Interessant sind aus aktueller Sicht aber auch manche topografische Details, z. B. die Darstellung der damals oft sehr stark mäandrierenden Hauptflüsse der Steiermark wie Mur, Mürz und Enns. Heute fließen diese Flüsse fast alle in reguliertem Verlauf begradigt. Im Ennstal, im Bereich zwischen Schladming und Admont, sind am Relief sowohl der ursprüngliche Mäanderlauf des Flusses als auch die damals kurz davor durchgeführten Ennsdurchstiche zu sehen. Aufgrund der monochromen Darstellung im patinierten Weißgrau der Gipsoberfläche ist auch die topografische Architektur der Alpen mit den gesteinsbedingten
Unterschieden zwischen Nördlichen Kalkalpen und Zentralalpen gut zu erkennen.

Auch die Tal- und damit Gewässernetze funktionieren in diesen beiden Gebirgseinheiten nach völlig anderen Prinzipien.
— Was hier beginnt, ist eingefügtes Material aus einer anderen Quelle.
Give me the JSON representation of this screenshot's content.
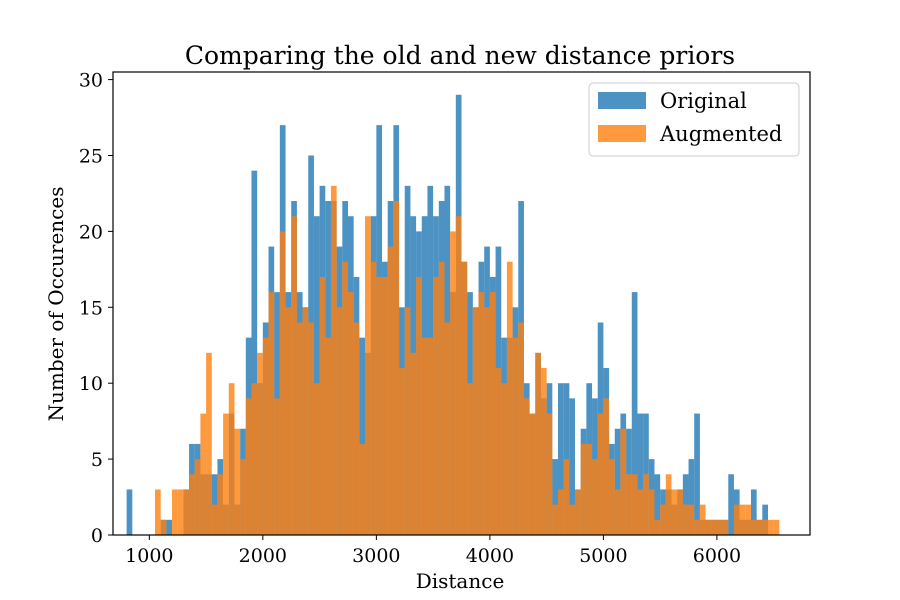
{
  "chart_data": {
    "type": "bar",
    "title": "Comparing the old and new distance priors",
    "xlabel": "Distance",
    "ylabel": "Number of Occurences",
    "xlim": [
      680,
      6820
    ],
    "ylim": [
      0,
      30.5
    ],
    "xticks": [
      1000,
      2000,
      3000,
      4000,
      5000,
      6000
    ],
    "yticks": [
      0,
      5,
      10,
      15,
      20,
      25,
      30
    ],
    "legend_position": "upper right",
    "bin_width": 50,
    "series": [
      {
        "name": "Original",
        "color": "#1f77b4",
        "opacity": 0.8,
        "bins": [
          [
            825,
            3
          ],
          [
            1125,
            1
          ],
          [
            1175,
            1
          ],
          [
            1325,
            3
          ],
          [
            1375,
            6
          ],
          [
            1425,
            6
          ],
          [
            1475,
            4
          ],
          [
            1525,
            4
          ],
          [
            1575,
            4
          ],
          [
            1625,
            5
          ],
          [
            1675,
            2
          ],
          [
            1725,
            8
          ],
          [
            1775,
            2
          ],
          [
            1825,
            7
          ],
          [
            1875,
            13
          ],
          [
            1925,
            24
          ],
          [
            1975,
            10
          ],
          [
            2025,
            14
          ],
          [
            2075,
            19
          ],
          [
            2125,
            16
          ],
          [
            2175,
            27
          ],
          [
            2225,
            16
          ],
          [
            2275,
            22
          ],
          [
            2325,
            16
          ],
          [
            2375,
            15
          ],
          [
            2425,
            25
          ],
          [
            2475,
            21
          ],
          [
            2525,
            23
          ],
          [
            2575,
            22
          ],
          [
            2625,
            22
          ],
          [
            2675,
            19
          ],
          [
            2725,
            22
          ],
          [
            2775,
            21
          ],
          [
            2825,
            17
          ],
          [
            2875,
            13
          ],
          [
            2925,
            12
          ],
          [
            2975,
            21
          ],
          [
            3025,
            27
          ],
          [
            3075,
            18
          ],
          [
            3125,
            22
          ],
          [
            3175,
            27
          ],
          [
            3225,
            15
          ],
          [
            3275,
            23
          ],
          [
            3325,
            21
          ],
          [
            3375,
            20
          ],
          [
            3425,
            21
          ],
          [
            3475,
            23
          ],
          [
            3525,
            21
          ],
          [
            3575,
            22
          ],
          [
            3625,
            23
          ],
          [
            3675,
            16
          ],
          [
            3725,
            29
          ],
          [
            3775,
            18
          ],
          [
            3825,
            16
          ],
          [
            3875,
            15
          ],
          [
            3925,
            18
          ],
          [
            3975,
            19
          ],
          [
            4025,
            17
          ],
          [
            4075,
            19
          ],
          [
            4125,
            13
          ],
          [
            4175,
            13
          ],
          [
            4225,
            15
          ],
          [
            4275,
            22
          ],
          [
            4325,
            10
          ],
          [
            4375,
            8
          ],
          [
            4425,
            12
          ],
          [
            4475,
            9
          ],
          [
            4525,
            10
          ],
          [
            4575,
            5
          ],
          [
            4625,
            10
          ],
          [
            4675,
            10
          ],
          [
            4725,
            9
          ],
          [
            4775,
            3
          ],
          [
            4825,
            7
          ],
          [
            4875,
            10
          ],
          [
            4925,
            9
          ],
          [
            4975,
            14
          ],
          [
            5025,
            11
          ],
          [
            5075,
            6
          ],
          [
            5125,
            7
          ],
          [
            5175,
            8
          ],
          [
            5225,
            7
          ],
          [
            5275,
            16
          ],
          [
            5325,
            8
          ],
          [
            5375,
            8
          ],
          [
            5425,
            5
          ],
          [
            5475,
            4
          ],
          [
            5525,
            3
          ],
          [
            5575,
            3
          ],
          [
            5625,
            2
          ],
          [
            5675,
            3
          ],
          [
            5725,
            4
          ],
          [
            5775,
            5
          ],
          [
            5825,
            8
          ],
          [
            5875,
            1
          ],
          [
            5925,
            1
          ],
          [
            5975,
            1
          ],
          [
            6025,
            1
          ],
          [
            6075,
            1
          ],
          [
            6125,
            4
          ],
          [
            6175,
            3
          ],
          [
            6225,
            1
          ],
          [
            6275,
            1
          ],
          [
            6325,
            3
          ],
          [
            6375,
            1
          ],
          [
            6425,
            2
          ]
        ]
      },
      {
        "name": "Augmented",
        "color": "#ff7f0e",
        "opacity": 0.8,
        "bins": [
          [
            1075,
            3
          ],
          [
            1125,
            1
          ],
          [
            1175,
            0
          ],
          [
            1225,
            3
          ],
          [
            1275,
            3
          ],
          [
            1325,
            3
          ],
          [
            1375,
            4
          ],
          [
            1425,
            5
          ],
          [
            1475,
            8
          ],
          [
            1525,
            12
          ],
          [
            1575,
            2
          ],
          [
            1625,
            4
          ],
          [
            1675,
            8
          ],
          [
            1725,
            10
          ],
          [
            1775,
            7
          ],
          [
            1825,
            5
          ],
          [
            1875,
            9
          ],
          [
            1925,
            10
          ],
          [
            1975,
            12
          ],
          [
            2025,
            13
          ],
          [
            2075,
            16
          ],
          [
            2125,
            9
          ],
          [
            2175,
            20
          ],
          [
            2225,
            15
          ],
          [
            2275,
            21
          ],
          [
            2325,
            14
          ],
          [
            2375,
            15
          ],
          [
            2425,
            14
          ],
          [
            2475,
            10
          ],
          [
            2525,
            17
          ],
          [
            2575,
            13
          ],
          [
            2625,
            23
          ],
          [
            2675,
            15
          ],
          [
            2725,
            18
          ],
          [
            2775,
            16
          ],
          [
            2825,
            14
          ],
          [
            2875,
            6
          ],
          [
            2925,
            21
          ],
          [
            2975,
            18
          ],
          [
            3025,
            17
          ],
          [
            3075,
            17
          ],
          [
            3125,
            19
          ],
          [
            3175,
            22
          ],
          [
            3225,
            11
          ],
          [
            3275,
            15
          ],
          [
            3325,
            12
          ],
          [
            3375,
            17
          ],
          [
            3425,
            13
          ],
          [
            3475,
            13
          ],
          [
            3525,
            17
          ],
          [
            3575,
            18
          ],
          [
            3625,
            14
          ],
          [
            3675,
            20
          ],
          [
            3725,
            21
          ],
          [
            3775,
            18
          ],
          [
            3825,
            10
          ],
          [
            3875,
            15
          ],
          [
            3925,
            16
          ],
          [
            3975,
            15
          ],
          [
            4025,
            16
          ],
          [
            4075,
            11
          ],
          [
            4125,
            10
          ],
          [
            4175,
            18
          ],
          [
            4225,
            13
          ],
          [
            4275,
            14
          ],
          [
            4325,
            9
          ],
          [
            4375,
            8
          ],
          [
            4425,
            12
          ],
          [
            4475,
            11
          ],
          [
            4525,
            8
          ],
          [
            4575,
            2
          ],
          [
            4625,
            3
          ],
          [
            4675,
            5
          ],
          [
            4725,
            2
          ],
          [
            4775,
            3
          ],
          [
            4825,
            6
          ],
          [
            4875,
            6
          ],
          [
            4925,
            5
          ],
          [
            4975,
            8
          ],
          [
            5025,
            9
          ],
          [
            5075,
            5
          ],
          [
            5125,
            3
          ],
          [
            5175,
            7
          ],
          [
            5225,
            4
          ],
          [
            5275,
            4
          ],
          [
            5325,
            3
          ],
          [
            5375,
            4
          ],
          [
            5425,
            3
          ],
          [
            5475,
            1
          ],
          [
            5525,
            2
          ],
          [
            5575,
            4
          ],
          [
            5625,
            3
          ],
          [
            5675,
            3
          ],
          [
            5725,
            2
          ],
          [
            5775,
            2
          ],
          [
            5825,
            1
          ],
          [
            5875,
            2
          ],
          [
            5925,
            1
          ],
          [
            5975,
            1
          ],
          [
            6025,
            1
          ],
          [
            6075,
            1
          ],
          [
            6125,
            0
          ],
          [
            6175,
            2
          ],
          [
            6225,
            2
          ],
          [
            6275,
            2
          ],
          [
            6325,
            1
          ],
          [
            6375,
            1
          ],
          [
            6425,
            1
          ],
          [
            6475,
            1
          ],
          [
            6525,
            1
          ]
        ]
      }
    ]
  }
}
Der Übergang von den Gebirgen in die Ebenen in Form des Abtauchens der Südostausläufer der Ostalpen in die Beckenlandschaften zwischen Hartberg, Fehring und Bad Radkersburg sowie zwischen Köflach, Leibnitz und Eibiswald erschließt sich ebenfalls dem staunenden Auge.

Moderne Methoden der Geo-Datenverwaltung

Als Novum ist das Steiermark-Relief im Naturkundemuseum nun im Kontext mit den Möglichkeiten moderner Methoden der Geo-Datenverwaltung präsentiert. Es wird mit Projektionen aus dem zeitgemäßen Geografischen Informationssystem GIS-Steiermark bespielt.

Beispiele aus der breiten Einsatzpalette, was Darstellungsvarianten und Fragestellungen betrifft, sind zu einem Loop zusammengefügt, der mit Bild, Text und Ton vertiefte Informationen bietet. Spezialthemen können zukünftig ebenfalls in eigenen Kurzpräsentationen abgehandelt werden.